In 'The Great Apes of Africa', Short describes how a French explorer called du Chaillu shot and killed one of these animals in the Ashwankolo Mountains near the headwaters of the Ovenga River in south-west Gabon in 1858. Du Chaillu visited England in 1861 with a collection of great-ape skulls, including skulls of the gorilla.
     Nearly 15 years after Savage's paper, the British scientific establishment was still pooh-poohing the gorilla. Du Chaillu was accused of being a fraud.
     Du Chaillu had another, very different skull in his collection - that of the animal he had shot in Gabon in 1858. He described his encounter with the animal thus: "This ape, whose singular cry distinguishes it at once from all its congeners in these wilds, is remarkable, as bearing a closer resemblance to man than any other ape yet known. It is very rare, and I was able to obtain but one specimen of it.
     "The kooloo-kamba skull being placed in situ, the whole head preserves, unrestrained, its erect position."
     Short observes: "One might be tempted to dismiss this account of a new species, or sub-species, of chimpanzee, were it not for the excellent drawings of the skull provided by du Chaillu, and the fact that they tally so closely with the actual skull, which is still preserved in the British Museum."
     While visiting the US, Short showed a photograph of the skull to Donald Johansen, the famous paleontologist who discovered "Lucy", the 3.8million-year-old Australopithecus afarensis ancestor of humans from Ethiopia, and asked Johansen what he thought. Without pausing, Johanson said: "Oh, that's a new species.
     Only one specimen of the kooloo-kamba exists; its status in the wild remains unknown. It has probably become extinct. Many features of the skull are intermediate between chimpanzees and humans. Short doubts that it is hybrid, the product of miscegenation between a human and a chimpanzee, although he says that there is probably no physical or genetic impediment to a productive union between them.

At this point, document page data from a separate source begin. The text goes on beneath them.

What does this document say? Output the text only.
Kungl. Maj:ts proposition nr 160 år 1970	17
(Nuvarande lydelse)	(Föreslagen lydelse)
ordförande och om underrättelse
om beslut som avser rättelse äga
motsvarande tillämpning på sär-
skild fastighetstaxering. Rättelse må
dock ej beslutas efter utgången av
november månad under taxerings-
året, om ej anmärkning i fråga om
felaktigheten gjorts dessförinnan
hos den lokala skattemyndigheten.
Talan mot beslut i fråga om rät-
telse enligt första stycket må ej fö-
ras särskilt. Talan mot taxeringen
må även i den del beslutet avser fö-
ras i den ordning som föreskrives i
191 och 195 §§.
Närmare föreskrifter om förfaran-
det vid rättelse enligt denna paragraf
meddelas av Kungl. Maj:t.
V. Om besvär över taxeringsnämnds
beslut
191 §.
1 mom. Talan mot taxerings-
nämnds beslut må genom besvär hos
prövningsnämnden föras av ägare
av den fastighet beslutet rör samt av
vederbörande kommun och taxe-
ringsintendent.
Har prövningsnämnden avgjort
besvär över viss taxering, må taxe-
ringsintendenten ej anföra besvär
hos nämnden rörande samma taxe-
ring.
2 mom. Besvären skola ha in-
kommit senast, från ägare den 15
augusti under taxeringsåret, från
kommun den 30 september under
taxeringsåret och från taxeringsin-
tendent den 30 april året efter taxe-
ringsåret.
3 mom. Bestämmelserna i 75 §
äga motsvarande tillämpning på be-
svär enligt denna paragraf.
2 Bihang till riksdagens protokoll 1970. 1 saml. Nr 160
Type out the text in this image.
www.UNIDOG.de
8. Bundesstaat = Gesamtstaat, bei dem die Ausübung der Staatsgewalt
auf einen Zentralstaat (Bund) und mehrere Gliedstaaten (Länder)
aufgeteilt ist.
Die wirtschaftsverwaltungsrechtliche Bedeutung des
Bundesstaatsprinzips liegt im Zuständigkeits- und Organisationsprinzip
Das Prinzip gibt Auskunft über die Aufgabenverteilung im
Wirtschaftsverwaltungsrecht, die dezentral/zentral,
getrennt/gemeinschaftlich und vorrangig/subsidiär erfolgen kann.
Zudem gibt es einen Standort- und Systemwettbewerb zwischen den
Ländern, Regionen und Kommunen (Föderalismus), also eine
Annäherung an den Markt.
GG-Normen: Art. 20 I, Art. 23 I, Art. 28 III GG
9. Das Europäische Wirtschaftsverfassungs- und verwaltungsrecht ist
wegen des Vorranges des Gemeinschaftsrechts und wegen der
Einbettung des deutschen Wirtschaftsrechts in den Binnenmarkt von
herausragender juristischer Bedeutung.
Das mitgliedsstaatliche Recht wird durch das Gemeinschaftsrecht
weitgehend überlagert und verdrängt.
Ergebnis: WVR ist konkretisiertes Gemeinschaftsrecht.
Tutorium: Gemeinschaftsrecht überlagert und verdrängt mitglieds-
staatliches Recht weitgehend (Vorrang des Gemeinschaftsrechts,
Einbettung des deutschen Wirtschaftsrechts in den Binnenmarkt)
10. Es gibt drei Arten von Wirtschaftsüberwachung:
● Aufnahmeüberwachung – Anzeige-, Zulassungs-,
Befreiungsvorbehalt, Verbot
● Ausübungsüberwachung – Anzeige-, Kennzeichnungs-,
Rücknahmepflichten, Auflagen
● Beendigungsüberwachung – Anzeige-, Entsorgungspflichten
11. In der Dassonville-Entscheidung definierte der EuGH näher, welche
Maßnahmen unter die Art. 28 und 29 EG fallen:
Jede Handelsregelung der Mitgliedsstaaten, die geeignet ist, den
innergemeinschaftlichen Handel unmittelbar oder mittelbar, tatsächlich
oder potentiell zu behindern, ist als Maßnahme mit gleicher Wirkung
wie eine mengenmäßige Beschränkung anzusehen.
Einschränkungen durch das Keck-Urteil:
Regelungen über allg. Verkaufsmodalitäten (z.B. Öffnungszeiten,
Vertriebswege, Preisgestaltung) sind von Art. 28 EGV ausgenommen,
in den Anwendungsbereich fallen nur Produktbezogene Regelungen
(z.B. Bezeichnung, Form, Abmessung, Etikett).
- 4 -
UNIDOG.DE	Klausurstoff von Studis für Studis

     Humans have 46 chromosomes; chimpanzees have 48. Recent studies suggest that they have more than 98 per cent of their DNA in common, which means they are much more closely related than, say, a horse and a donkey, which hybridise to make mules. Mules are sterile; a human-chimp hybrid would probably be fertile.
     What was or is the kooloo-kamba? Physically, it is an excellent candidate to be that mythical beast that obsessed Western science last century: after Charles Darwin suggested that humans and great apes were related by descent - the so-called missing link.
     The skull in the British Museum is relatively young. A powerful DNA- analysis technique called the polymerase chain reaction is now available to amplify DNA samples from it, to allow its genes to be compared with those of humans and chimps. The results would be fascinating.